Msibi described an industry in which the perspectives of black women are often overwhelmed by a network of executives, most of whom are white men.

“What happens in organisations like that is that we find ourselves in situations where we are rearranging the words, or kind of skirting around the issue, or writing about it in a manner that is going to be consumable for the decision makers,” Msibi said.

“So you do end up with a different version of where you initially wanted to go. And that is what is going to get made … At the end of the day, something is going to get lost. Something is going to get watered down. That happens quite a lot.”

Who are the decision makers? 

Sibulele Siko-Shosha, the founder and chief executive of the Dumile Group, which specialises in advertising and marketing, said when women are brought into the fold, it is often as “boxes that need to be ticked”.
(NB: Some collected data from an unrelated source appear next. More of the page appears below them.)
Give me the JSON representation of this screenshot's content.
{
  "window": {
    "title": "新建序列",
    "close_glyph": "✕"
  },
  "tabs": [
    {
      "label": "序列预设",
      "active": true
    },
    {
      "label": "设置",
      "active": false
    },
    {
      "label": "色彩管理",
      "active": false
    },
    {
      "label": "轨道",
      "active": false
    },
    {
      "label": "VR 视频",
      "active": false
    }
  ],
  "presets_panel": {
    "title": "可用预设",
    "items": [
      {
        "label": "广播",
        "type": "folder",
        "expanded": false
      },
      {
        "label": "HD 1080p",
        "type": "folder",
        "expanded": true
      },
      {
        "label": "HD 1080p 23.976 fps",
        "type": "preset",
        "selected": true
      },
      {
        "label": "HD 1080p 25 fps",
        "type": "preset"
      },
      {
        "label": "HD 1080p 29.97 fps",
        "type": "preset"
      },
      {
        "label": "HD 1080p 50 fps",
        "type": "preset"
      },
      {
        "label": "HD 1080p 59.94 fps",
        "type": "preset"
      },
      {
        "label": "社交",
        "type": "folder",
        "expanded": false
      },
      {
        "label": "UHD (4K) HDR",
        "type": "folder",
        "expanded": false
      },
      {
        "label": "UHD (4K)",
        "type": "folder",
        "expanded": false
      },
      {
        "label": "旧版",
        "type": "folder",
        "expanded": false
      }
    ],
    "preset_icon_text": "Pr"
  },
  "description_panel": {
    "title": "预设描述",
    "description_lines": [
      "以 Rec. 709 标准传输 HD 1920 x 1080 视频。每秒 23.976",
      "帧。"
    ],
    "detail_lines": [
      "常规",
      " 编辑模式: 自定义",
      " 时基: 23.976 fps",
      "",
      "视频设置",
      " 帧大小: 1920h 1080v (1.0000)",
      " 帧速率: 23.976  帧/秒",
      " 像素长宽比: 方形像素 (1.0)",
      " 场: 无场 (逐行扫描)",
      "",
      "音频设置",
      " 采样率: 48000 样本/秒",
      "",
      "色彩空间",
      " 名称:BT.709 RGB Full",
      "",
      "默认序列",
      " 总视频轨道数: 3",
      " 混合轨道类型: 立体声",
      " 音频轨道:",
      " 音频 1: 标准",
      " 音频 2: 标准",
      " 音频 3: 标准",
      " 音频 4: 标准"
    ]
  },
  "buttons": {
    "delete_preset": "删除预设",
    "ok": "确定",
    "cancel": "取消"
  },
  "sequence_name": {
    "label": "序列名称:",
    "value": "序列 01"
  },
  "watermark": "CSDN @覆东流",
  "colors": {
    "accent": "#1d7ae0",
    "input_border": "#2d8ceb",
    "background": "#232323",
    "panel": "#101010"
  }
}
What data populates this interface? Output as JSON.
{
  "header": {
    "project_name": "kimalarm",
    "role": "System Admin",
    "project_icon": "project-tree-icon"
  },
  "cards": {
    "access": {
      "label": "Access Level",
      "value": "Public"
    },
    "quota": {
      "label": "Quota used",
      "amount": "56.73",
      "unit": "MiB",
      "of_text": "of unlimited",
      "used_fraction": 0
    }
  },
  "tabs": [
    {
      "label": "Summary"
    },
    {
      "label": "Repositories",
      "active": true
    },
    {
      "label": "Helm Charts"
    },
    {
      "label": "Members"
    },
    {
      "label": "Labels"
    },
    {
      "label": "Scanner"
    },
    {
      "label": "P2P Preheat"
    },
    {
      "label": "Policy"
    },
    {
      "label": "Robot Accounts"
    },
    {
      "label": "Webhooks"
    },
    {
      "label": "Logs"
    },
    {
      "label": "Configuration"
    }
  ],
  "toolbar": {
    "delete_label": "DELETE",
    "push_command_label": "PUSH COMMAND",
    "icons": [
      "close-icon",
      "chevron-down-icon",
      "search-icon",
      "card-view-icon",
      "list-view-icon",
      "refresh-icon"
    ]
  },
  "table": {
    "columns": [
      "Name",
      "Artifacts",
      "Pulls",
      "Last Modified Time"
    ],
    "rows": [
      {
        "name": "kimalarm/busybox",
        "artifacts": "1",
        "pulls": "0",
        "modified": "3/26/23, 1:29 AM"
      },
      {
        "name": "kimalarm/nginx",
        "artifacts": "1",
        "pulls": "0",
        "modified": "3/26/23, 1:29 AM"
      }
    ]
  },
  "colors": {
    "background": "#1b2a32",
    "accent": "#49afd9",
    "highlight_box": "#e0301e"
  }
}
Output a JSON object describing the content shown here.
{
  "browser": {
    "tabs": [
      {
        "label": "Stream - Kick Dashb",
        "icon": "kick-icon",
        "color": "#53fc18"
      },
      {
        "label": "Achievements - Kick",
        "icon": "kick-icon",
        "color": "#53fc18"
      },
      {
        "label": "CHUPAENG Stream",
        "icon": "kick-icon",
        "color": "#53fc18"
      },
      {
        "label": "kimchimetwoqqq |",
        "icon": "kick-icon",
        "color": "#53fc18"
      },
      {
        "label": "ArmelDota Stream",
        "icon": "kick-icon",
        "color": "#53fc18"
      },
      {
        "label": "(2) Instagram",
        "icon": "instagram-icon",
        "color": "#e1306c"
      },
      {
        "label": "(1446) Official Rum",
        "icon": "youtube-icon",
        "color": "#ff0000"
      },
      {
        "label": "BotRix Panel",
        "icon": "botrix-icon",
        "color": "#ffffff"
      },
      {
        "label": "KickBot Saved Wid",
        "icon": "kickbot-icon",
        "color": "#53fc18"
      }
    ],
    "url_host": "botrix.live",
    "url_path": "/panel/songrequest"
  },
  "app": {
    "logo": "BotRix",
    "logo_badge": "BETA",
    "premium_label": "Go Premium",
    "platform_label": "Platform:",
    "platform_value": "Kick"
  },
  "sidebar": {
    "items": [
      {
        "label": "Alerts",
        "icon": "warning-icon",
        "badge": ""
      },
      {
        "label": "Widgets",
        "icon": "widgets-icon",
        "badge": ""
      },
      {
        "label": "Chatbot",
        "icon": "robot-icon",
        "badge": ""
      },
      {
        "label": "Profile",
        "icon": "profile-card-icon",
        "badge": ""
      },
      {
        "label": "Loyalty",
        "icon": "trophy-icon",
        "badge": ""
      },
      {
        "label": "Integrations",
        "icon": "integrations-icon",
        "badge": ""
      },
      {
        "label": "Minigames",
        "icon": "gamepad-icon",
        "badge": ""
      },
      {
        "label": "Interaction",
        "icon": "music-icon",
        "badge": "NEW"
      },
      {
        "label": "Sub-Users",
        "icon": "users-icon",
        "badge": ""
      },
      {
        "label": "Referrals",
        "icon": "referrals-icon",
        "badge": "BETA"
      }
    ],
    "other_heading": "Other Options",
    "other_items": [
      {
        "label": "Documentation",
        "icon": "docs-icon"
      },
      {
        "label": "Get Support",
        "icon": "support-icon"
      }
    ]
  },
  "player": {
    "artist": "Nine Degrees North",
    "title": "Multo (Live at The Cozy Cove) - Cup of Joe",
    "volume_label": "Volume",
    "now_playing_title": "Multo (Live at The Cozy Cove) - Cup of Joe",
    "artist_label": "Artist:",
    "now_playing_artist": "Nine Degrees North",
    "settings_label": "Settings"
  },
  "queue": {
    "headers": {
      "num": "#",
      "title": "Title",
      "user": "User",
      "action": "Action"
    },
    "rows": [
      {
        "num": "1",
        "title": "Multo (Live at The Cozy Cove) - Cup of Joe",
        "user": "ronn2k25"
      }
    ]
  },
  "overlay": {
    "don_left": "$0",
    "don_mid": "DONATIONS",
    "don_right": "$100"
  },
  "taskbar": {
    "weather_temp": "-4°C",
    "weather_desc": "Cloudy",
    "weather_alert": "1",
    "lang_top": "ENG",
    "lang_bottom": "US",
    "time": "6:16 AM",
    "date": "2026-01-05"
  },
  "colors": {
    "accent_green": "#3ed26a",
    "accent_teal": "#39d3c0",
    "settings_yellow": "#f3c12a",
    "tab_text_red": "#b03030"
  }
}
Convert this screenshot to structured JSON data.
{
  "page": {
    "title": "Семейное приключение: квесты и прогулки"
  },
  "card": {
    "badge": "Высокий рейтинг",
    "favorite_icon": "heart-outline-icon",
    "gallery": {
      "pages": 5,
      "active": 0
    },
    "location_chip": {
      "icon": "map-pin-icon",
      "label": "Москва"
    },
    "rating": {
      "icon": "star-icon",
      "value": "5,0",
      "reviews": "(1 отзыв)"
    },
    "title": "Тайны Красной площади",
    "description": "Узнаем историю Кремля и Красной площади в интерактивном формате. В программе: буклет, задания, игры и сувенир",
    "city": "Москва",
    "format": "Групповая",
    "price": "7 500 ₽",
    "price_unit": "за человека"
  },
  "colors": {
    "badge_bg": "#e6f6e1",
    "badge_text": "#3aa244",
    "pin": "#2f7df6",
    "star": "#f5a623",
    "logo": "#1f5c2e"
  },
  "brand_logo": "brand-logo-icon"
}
“Advertising is a very white industry, and a multibillion-rand industry, and because of that transformation has only really shown its face through men. Women tend to become the secondary option.”

The industry, Siko-Shosha added, has a tendency to create stereotypes. “The approval process does not lie with a black woman. So when you find that content is biased, you must also be cognisant of the fact that the person with the power to sign off on what you see on your screen is likely not black,” she said.

When black women do make it into the industry, Siko-Shosha said, they often have to fall in line in order to ensure the preservation of their jobs and the survival of their businesses. “This is a very tricky industry,” she said, adding that young women creatives are often sidelined for white men with better networks.

The problems in the advertising industry are a reflection of the slow transformation of corporate South Africa, Siko-Shosha said. 

According to PwC’s report on remuneration trends in 2022, only 32% of non-executive directors at JSE-listed companies were women. A 2021 PwC report found that only 13% of South Africa’s executive directors — including chief executives and chief financial officers — are women.

“The final decisions come from clients. What are these brands? Who represents these brands? Who makes the decisions for these brands? … We need to look at corporate South Africa,” Siko-Shosha said.

“Because advertising agencies represent corporate South Africa. So there is also that murkiness that comes with wanting to advocate for change, if you need these people to help you pay your bills. It’s very murky.”


Anathi Madubela is an Adamela Trust business reporter at the M&G.

Update 25/03/22: This article was amended to reflect the equality court judgment.